I was talking with entrepreneurial brothers Paul and Ian Everest last week about how Unit, the company they started together 10 years ago, uses social media. Ian said: “We hate Twitter… but we get a lot of love on Instagram.”
They thought that the amount of love on Instagram was a bit weird, because while they have more than 250,000 likes on their Facebook page, they only have 16,000 people following their Instagram account. On twitter they have 5000 followers.
The paradox is this – when they post on Instragram, they are averaging around 700 likes per post – which is equal to about 5% of the people following them. On Facebook, they’re getting around 300 likes per post – about 0.1% of the people they’re connected with.
What makes they difference?
Here’s a photo of theirs that has nearly 1200 likes on Instagram, and it tells a big part of the story:
They get a lot of love on Instragram because they are a highly visual brand. Their slogan is “The Art of Progress” – while they are making clothes for FMX and BMX riders and fans, they primarily view themselves as a creative and artistic brand.
That’s why Instagram loves them.
Choose Outposts That Fit Your Strengths
Ralph-Christian Ohr and I are just putting the finishing touches on a book chapter that we are writing together on how to use social media to support innovation. One of our key messages in it is that you need to match the social tools that you use to your skills and objectives. There is no one-size-fits-all solution to social.

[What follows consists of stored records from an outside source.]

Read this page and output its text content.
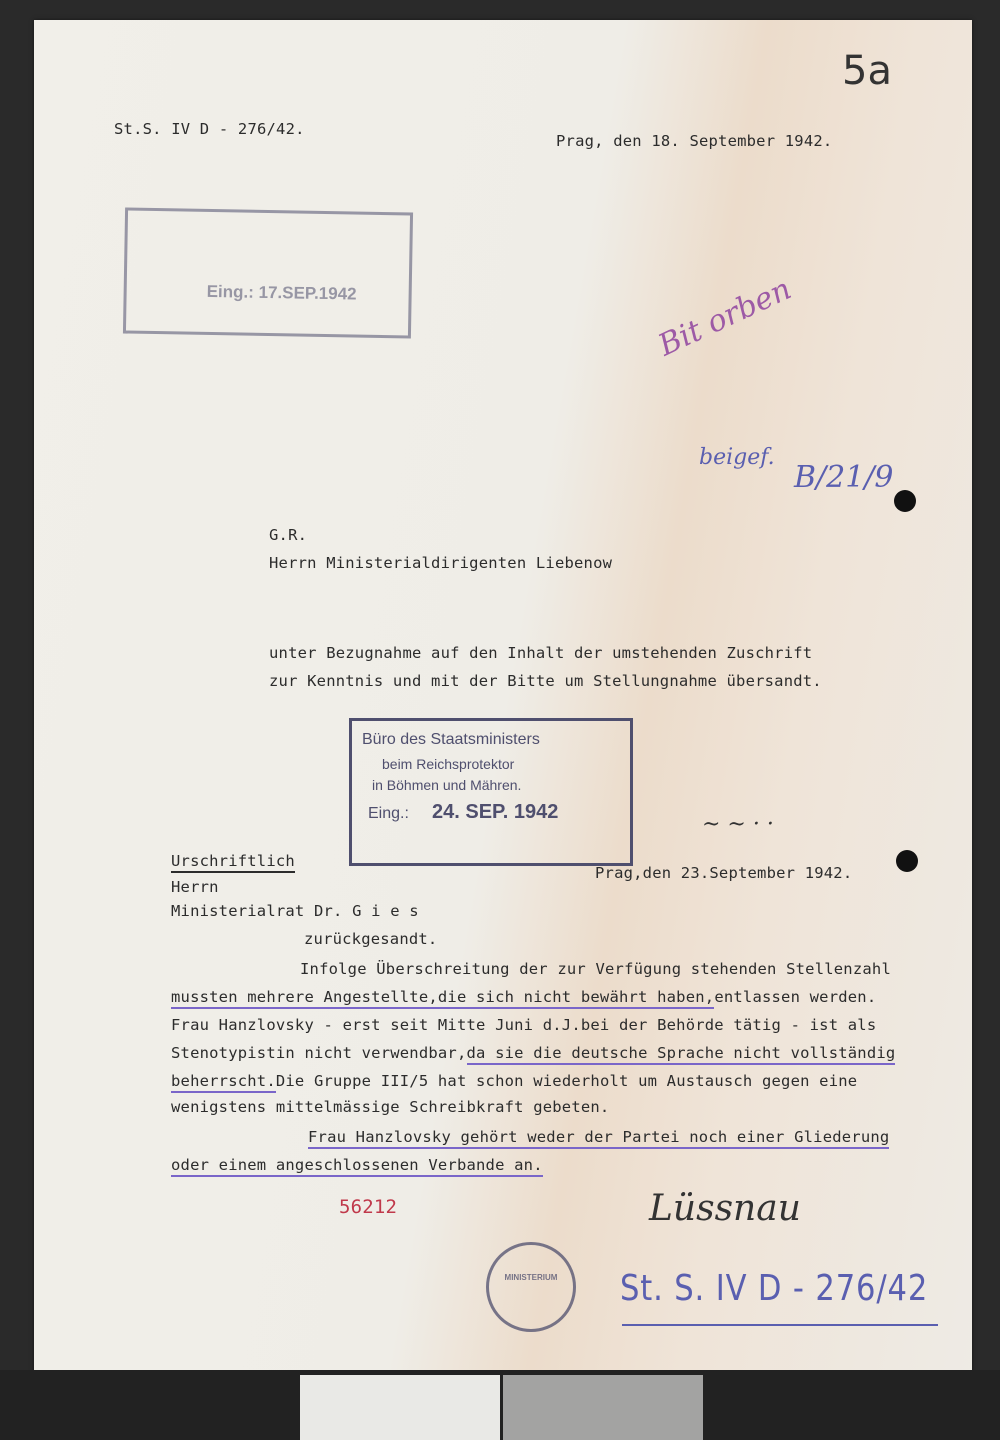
5a
St.S. IV D - 276/42.
Prag, den 18. September 1942.
Eing.: 17.SEP.1942	Bit orben
beigef.
B/21/9
G.R.
Herrn Ministerialdirigenten Liebenow
unter Bezugnahme auf den Inhalt der umstehenden Zuschrift
zur Kenntnis und mit der Bitte um Stellungnahme übersandt.
Büro des Staatsministers
beim Reichsprotektor
in Böhmen und Mähren.
Eing.: 24. SEP. 1942	~ ~ · ·
Urschriftlich
Prag,den 23.September 1942.
Herrn
Ministerialrat Dr. G i e s
zurückgesandt.
Infolge Überschreitung der zur Verfügung stehenden Stellenzahl
mussten mehrere Angestellte,die sich nicht bewährt haben,entlassen werden.
Frau Hanzlovsky - erst seit Mitte Juni d.J.bei der Behörde tätig - ist als
Stenotypistin nicht verwendbar,da sie die deutsche Sprache nicht vollständig
beherrscht.Die Gruppe III/5 hat schon wiederholt um Austausch gegen eine
wenigstens mittelmässige Schreibkraft gebeten.
Frau Hanzlovsky gehört weder der Partei noch einer Gliederung
oder einem angeschlossenen Verbande an.
56212	Lüssnau
MINISTERIUM	St. S. IV D - 276/42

It’s not the case that everyone needs to be on Twitter, or on Facebook, or blogging, or anywhere else. What you choose depends on what you do.

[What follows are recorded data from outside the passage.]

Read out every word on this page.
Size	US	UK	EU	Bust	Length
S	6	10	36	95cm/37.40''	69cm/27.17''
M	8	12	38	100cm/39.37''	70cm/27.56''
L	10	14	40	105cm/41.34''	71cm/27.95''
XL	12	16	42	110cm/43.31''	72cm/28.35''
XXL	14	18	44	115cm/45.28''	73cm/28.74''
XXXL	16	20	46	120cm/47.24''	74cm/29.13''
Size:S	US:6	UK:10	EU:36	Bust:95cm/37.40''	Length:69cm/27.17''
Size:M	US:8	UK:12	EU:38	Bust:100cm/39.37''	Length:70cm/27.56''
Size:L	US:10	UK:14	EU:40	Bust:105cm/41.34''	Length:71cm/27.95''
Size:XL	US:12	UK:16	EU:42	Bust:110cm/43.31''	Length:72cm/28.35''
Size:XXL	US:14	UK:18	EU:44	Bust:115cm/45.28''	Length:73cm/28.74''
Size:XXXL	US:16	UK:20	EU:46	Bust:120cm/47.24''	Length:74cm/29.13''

The Unit guys illustrate this perfectly. Of course they hate Twitter – they’re not a verbal brand. They make art. So Instagram is the way to go.
Valeria Maltoni does a great job of laying out a sensible social media strategy – check out her description of how she participates in social networks. She has her home base – her website. She also uses Google+ to reflect on and discuss important stories in her area, and Twitter to share resources.
This base + outposts has also been discussed by Chris Brogan – who says:
Thinking of your primary online presence as your home base (and it doesn’thave to be a blog, but Twitter isn’t necessarily the right medium, I don’t think), and then thinking of the places where you make social connections as your outposts (realized I forgot LinkedIn, but I’m there too, obviously), then you see how you might prioritize your time and/or how you might try keeping the value chain alive.
You pick your outposts based on your strengths. One of Valeria’s strengths is conversation (her site is called Conversation Agent after all!), so it makes a lot of sense to use Google+ as the main outpost. In the same way, Unit’s strength is in the visuals – so Instagram makes sense as the primary outpost.
Three Steps for Social Media Success
There are three steps for social success:
- Do awesome work. There’s no point in doing any social media if you’re not doing awesome work in the first place. You have to have solid content and ideas to share. Put your energy here first, then figure out the best way to share it. Valeria and Unit both do awesome work – and that is the foundation for their success with social media.
- Connect with people. Here’s how Hugh MacLeod puts it:
…all the internet is, as Doc Searls said, is a bunch of protocols that “allow us to get along.” Protocols allow us to talk to each other. The stuff in the middle, the stuff that separates us, the stuff that directly makes use of these protocols – hosting companies, web sites, blogging platforms, microblogging platforms, etc. – matter far less.
You’re on one end of the wire. Just think about who’s on the other end of the wire, and what you can do for them. Worry less about the wire. Worry less about the shiny objects in the middle.
Just worry about MAKING your own stuff, and the rest of the internet will look after itself.
- Choose outposts that fit your strengths. Valeria and Unit make great stuff in very different ways. So they need different outposts. If you try to use every social media tool available, you’ll spread yourself so thinly that you won’t be able to use any of them well. Pick the best ones for you – and focus on them.
There are many different ways to use social media. It’s also important to remember that social media is only one small part of the social era, which, as Nilofer Merchant says is about how:
Connected individuals can now do what once only large centralized organizations could do, which changes organizational structures and individual power.
So doing the social era right is another topic entirely. But start with social media, the path is: do awesome work, connect with people, and choose outposts that fit your strengths.